Most of the problems have been resolved, but any trust between neighbors and the Oldings has vanished. And some neighbors still grumble about the roar of Elk Mountain's dirt bikes in their peaceful outback.
``Who's kidding who?'' said Carl Olding in reference to one vocal opponent to the bikes. ``We'll never be buddies.''
Elk Mountain recently was licensed by the state as a children's treatment facility, which allows for more than 12 students. But the license still is on provisional status. The school also persuaded the county to issue a conditional use permit that allows up to 25 students for two years, when the permit will be reviewed. But that permit didn't include the academy's Base Camp program, which houses as many as 12 additional students for six to nine weeks in an unfinished cabin on the heavily treed mountainside above the main
campus.
It's those students that the school still needs permission to house. Two or three teens were up there this summer, cooking up Campbell's soup for dinner and sleeping on bunkbeds without mattresses.
``They've flaunted the fact that they don't have to abide by the rules,'' Roach said of Elk Mountain. ``If they get away with it, we'll wind up with 100 little schools around here that get away with breaking the rules.''
Olding started planning Elk Mountain Academy while working for less than $8 an hour as a counselor at Eagle Mountain Outpost. He and his wife started their family-based group home in Clark Fork in 1993.
Their group home was allowed under Bonner County's zoning laws only after the county's legal counsel agreed that attention deficit disorder qualified as a disability. Olding claimed that all of his students had the condition.
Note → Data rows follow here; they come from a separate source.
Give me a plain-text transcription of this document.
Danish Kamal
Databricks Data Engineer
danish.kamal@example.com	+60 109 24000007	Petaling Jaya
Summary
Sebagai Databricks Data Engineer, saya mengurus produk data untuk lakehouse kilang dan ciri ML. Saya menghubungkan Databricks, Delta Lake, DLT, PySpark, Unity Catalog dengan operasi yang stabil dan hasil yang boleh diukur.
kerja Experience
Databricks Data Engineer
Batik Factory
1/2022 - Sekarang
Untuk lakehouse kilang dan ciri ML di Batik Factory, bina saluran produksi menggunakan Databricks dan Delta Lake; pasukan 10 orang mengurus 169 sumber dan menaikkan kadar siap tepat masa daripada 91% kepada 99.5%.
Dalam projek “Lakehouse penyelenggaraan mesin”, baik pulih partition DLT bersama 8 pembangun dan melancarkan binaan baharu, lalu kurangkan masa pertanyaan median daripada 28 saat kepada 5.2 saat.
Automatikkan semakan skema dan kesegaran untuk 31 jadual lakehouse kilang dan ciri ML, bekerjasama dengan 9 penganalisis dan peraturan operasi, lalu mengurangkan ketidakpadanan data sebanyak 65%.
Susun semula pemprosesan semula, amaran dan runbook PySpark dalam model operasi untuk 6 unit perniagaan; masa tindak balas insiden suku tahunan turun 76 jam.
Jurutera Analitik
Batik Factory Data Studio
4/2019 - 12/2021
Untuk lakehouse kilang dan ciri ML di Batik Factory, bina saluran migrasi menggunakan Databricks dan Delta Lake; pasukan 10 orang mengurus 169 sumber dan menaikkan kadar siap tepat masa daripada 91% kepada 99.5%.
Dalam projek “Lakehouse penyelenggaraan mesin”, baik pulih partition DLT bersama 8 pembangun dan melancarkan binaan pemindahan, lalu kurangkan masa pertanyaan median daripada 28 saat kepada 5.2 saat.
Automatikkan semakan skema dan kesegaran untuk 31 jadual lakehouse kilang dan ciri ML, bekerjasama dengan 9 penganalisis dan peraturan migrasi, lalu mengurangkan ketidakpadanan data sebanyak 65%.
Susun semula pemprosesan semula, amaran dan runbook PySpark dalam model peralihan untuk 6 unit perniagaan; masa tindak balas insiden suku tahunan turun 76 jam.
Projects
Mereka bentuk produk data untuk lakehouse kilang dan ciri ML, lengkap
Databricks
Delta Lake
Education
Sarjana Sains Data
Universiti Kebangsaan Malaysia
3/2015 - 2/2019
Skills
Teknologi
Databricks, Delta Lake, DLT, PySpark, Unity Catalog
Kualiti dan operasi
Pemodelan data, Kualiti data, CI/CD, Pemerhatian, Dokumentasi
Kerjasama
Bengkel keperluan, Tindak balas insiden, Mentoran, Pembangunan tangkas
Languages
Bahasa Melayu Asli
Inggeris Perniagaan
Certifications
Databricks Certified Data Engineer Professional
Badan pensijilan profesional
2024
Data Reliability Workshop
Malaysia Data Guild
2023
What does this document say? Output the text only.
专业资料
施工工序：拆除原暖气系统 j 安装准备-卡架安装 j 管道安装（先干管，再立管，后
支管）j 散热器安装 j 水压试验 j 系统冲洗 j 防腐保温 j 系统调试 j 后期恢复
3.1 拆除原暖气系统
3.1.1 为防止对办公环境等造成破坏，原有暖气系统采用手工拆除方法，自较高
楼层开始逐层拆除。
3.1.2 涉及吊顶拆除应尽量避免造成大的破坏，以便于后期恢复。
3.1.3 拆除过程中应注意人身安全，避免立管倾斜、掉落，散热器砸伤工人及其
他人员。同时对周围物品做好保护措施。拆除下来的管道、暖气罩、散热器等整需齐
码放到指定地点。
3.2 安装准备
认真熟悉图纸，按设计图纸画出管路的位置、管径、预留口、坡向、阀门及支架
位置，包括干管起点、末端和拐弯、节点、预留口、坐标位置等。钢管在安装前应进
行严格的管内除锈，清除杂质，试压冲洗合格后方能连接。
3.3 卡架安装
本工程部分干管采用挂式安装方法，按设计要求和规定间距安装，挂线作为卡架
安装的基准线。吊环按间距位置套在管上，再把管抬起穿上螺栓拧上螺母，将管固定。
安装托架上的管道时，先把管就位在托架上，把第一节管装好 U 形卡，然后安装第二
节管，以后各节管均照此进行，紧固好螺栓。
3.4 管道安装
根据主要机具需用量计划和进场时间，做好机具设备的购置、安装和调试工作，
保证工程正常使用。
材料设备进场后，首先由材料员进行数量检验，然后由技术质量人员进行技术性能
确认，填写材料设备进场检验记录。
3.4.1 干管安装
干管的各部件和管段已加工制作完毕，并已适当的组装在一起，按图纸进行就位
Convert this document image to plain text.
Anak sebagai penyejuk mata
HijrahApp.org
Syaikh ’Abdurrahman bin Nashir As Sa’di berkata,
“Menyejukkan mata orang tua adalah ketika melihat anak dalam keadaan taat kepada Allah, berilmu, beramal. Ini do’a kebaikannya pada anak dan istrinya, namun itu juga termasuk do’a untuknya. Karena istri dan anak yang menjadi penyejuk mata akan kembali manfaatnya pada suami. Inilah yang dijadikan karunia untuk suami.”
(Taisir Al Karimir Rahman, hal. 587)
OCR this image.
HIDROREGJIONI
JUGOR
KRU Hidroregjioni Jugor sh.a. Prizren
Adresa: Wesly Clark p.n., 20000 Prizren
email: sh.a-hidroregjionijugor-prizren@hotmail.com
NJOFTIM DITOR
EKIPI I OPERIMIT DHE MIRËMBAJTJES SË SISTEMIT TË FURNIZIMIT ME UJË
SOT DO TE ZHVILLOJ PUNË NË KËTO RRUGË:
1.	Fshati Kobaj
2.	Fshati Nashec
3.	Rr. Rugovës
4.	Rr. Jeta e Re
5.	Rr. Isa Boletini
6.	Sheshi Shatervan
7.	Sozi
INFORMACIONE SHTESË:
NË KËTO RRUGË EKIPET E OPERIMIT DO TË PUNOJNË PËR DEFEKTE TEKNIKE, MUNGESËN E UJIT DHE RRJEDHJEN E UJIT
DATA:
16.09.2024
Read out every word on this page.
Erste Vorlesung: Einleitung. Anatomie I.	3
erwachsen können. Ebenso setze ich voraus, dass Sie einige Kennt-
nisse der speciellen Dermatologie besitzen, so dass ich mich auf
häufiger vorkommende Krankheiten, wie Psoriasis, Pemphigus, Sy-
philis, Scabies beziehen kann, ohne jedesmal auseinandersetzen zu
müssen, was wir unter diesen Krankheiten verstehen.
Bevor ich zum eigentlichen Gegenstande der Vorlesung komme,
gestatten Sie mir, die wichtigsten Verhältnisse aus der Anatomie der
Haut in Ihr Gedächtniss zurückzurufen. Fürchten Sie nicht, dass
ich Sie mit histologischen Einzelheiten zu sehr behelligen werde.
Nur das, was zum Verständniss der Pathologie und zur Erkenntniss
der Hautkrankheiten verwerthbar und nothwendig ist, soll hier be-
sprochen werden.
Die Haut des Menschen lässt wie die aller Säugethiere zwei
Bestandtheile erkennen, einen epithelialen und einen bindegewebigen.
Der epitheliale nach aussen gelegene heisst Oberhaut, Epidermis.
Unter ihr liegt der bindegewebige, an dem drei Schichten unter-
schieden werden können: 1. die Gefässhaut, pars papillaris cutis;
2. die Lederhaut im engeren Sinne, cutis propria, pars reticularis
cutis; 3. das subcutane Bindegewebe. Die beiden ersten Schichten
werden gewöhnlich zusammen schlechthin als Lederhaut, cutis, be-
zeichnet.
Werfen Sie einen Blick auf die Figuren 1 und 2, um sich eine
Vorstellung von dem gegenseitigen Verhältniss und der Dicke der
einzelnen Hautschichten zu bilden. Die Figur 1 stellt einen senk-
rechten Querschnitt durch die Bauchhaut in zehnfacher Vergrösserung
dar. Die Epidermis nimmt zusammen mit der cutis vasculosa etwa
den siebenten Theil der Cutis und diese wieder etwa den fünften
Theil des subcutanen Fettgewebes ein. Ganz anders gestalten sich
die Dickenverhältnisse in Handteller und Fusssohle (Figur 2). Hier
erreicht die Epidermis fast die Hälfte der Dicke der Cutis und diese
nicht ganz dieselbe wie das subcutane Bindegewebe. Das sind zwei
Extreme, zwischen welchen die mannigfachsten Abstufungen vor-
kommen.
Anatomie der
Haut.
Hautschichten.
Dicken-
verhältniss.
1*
Northwoods has yet to apply for a permit from Bonner County to operate a school in the Sagle area. It is in the process of applying for a foster care license, which allows up to six unrelated children in a home. Northwoods isn't the only facility expanding. Elk Mountain is moving part of its program across the border.
``To be at Elk Mountain is to be in a bubble,'' Olding said. ``How do you get loaded at Elk Mountain? If anyone smarts off in class, they're out picking rocks immediately. They live in this surreal world where there is no temptation.''
So Elk Mountain has spawned Elk Creek, 86 acres the Oldings just bought near Heron, Mont., where they plan to build another home for boys who progress to their second year at the academy. Those students will go to public school in Noxon, Mont.
The Oldings already have four students enrolled in Noxon, but for now the teens still live at the academy north of Clark Fork.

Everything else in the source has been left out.